As roupas, de corte muito característico, não parecem ter lugar para cores vivas, com os habitantes a vestirem sobretudo de azul escuro e de castanho.

Pyongyang

Numa cidade com pouco comércio, e em que os estrangeiros não podem comprar bens essenciais nos supermercados, só nos hotéis, são muitos os que se dedicam à agricultura e é frequente ver pessoas a repararem buracos ou a limparem as ruas. «As pessoas parecem mecanizadas naquela rotina», conta Hugo Silva.

Carlos Leonel diz que se nota que os norte-coreanos «gostam de ler os jornais e ficam entusiasmados com as mensagens do líder».

E o que mais impressionou os três portugueses com quem o Maisfutebol falou foi a limpeza e organização. «É um país extremamente limpo. Não se vê uma beata no chão», destaca Carlos Leonel. E a equipa acabou por se embrenhar nesse espírito. «Antes de sairmos do estádio, estivemos a limpar o balneário todo, pedacinho de relva por pedacinho de relva, porque fomos contagiados por aquele sentimento de cuidar. Estava tão limpo antes, que não quisemos deixar sujo no final», relata o avançado.

Um planeta diferente

Na arquitetura, edifícios novos e modernos convivem lado a lado, e são muitos os monumentos bélicos e museus ligados a guerra.

Pelas ruas há grandes painéis com imagens do ditador Kim Jon Un com o pai Kim Jon Il ou do pai com o avô Kim II-Sung». E mesmo à noite, a partir das 21:00, quando as ruas ficam sem iluminação, esses painéis continuam iluminados. Mas a essa hora, os estrangeiros não podem admirar as imagens dos líderes coreanos porque têm que estar recolhidos nos hotéis. Sair é só durante o dia, sempre com guia, e para tirar fotografias é preciso pedir primeiro.

Imagem de Kim Jon Il e de Kim II-Sung no topo de um edifício

Ainda assim, no grupo, o sentimento geral parece ter sido de segurança. «Acho que não deve haver criminalidade na cidade», conta Hugo Silva. Sentimento partilhado por Carlos Leonel.

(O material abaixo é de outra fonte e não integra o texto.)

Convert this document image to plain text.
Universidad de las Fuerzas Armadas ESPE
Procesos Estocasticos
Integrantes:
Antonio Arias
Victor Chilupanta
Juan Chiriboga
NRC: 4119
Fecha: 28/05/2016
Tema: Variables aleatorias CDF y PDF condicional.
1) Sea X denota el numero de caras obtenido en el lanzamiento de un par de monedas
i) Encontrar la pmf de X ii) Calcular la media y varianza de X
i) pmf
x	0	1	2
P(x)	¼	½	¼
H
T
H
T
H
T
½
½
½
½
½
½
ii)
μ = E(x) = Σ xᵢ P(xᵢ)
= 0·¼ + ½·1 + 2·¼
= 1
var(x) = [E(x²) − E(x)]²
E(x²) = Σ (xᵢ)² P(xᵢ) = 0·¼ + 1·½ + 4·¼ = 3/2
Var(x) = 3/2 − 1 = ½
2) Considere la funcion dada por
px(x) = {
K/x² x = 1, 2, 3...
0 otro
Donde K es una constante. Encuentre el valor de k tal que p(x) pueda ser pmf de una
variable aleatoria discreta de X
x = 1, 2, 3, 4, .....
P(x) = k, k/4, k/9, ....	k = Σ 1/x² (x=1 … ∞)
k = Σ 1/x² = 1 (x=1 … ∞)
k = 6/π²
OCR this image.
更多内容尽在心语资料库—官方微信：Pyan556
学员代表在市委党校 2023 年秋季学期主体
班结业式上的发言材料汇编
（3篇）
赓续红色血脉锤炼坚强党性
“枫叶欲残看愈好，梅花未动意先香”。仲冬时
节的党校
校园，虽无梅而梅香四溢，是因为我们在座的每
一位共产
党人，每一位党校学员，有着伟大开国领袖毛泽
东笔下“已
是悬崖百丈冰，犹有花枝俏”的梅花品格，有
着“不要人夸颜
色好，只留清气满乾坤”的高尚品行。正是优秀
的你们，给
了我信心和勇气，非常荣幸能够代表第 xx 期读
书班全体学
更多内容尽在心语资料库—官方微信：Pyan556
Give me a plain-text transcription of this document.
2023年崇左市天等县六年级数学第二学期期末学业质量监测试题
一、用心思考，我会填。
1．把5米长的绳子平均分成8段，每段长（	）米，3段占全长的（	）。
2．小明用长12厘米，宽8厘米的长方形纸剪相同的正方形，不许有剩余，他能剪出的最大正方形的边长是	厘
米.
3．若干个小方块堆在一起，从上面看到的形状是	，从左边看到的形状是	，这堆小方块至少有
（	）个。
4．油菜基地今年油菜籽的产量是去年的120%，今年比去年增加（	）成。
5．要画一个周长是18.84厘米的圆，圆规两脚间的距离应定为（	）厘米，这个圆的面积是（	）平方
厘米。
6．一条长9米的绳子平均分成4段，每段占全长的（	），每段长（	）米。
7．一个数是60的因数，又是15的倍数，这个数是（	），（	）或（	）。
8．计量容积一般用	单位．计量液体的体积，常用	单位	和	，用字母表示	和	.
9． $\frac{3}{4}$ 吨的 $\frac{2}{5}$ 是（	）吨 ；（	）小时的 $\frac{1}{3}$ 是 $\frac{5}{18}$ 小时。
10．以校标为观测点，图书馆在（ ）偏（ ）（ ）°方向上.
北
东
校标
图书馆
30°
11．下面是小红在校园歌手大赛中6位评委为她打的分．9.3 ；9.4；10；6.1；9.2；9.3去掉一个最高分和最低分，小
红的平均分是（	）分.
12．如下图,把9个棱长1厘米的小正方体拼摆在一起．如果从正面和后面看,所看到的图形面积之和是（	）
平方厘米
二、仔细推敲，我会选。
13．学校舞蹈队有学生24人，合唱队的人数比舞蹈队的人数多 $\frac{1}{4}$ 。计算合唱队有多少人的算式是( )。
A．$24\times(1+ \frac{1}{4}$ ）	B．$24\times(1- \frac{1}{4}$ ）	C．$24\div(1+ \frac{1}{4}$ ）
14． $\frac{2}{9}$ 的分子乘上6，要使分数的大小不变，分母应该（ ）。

«Não senti nem um segundo de receio. Já viajei muito em jogos internacionais e arrisco dizer que foi dos países em que fui mais bem recebido. Não podemos fazer aquilo que queremos, mas dentro das regras que nos impõem, dá para termos uma estadia agradável», garante o avançado, que diz ainda que a impressão geral que teve foi de estar «num país civilizado».

Já Bernardo Tavares sentiu que estava «num planeta diferente», sobretudo porque «as pessoas não têm acesso à internet». «Por exemplo, na conferência de imprensa de antevisão, as perguntas que os jornalistas me faziam eram sobre o que é o Benfica de Macau, quem era o Bernardo Tavares, quem era o jogador A ou o jogador B… Coisas que facilmente se podem pesquisar, mas eles, como não têm acesso à internet, perguntavam-nos a nós».

Equipa em Pyongyang

E o Maisfutebol também sentiu que o jogo tinha sido num planeta diferente. Quisemos acompanhar o jogo e consultámos por várias vezes o site oficial da competição, e outras fontes habituais de resultados, mas nada. Só várias horas após o fim do encontro conseguimos saber como ficou o marcador. Situação insólita, já que em todos os outros jogos era possível acompanhar em real time o resultado.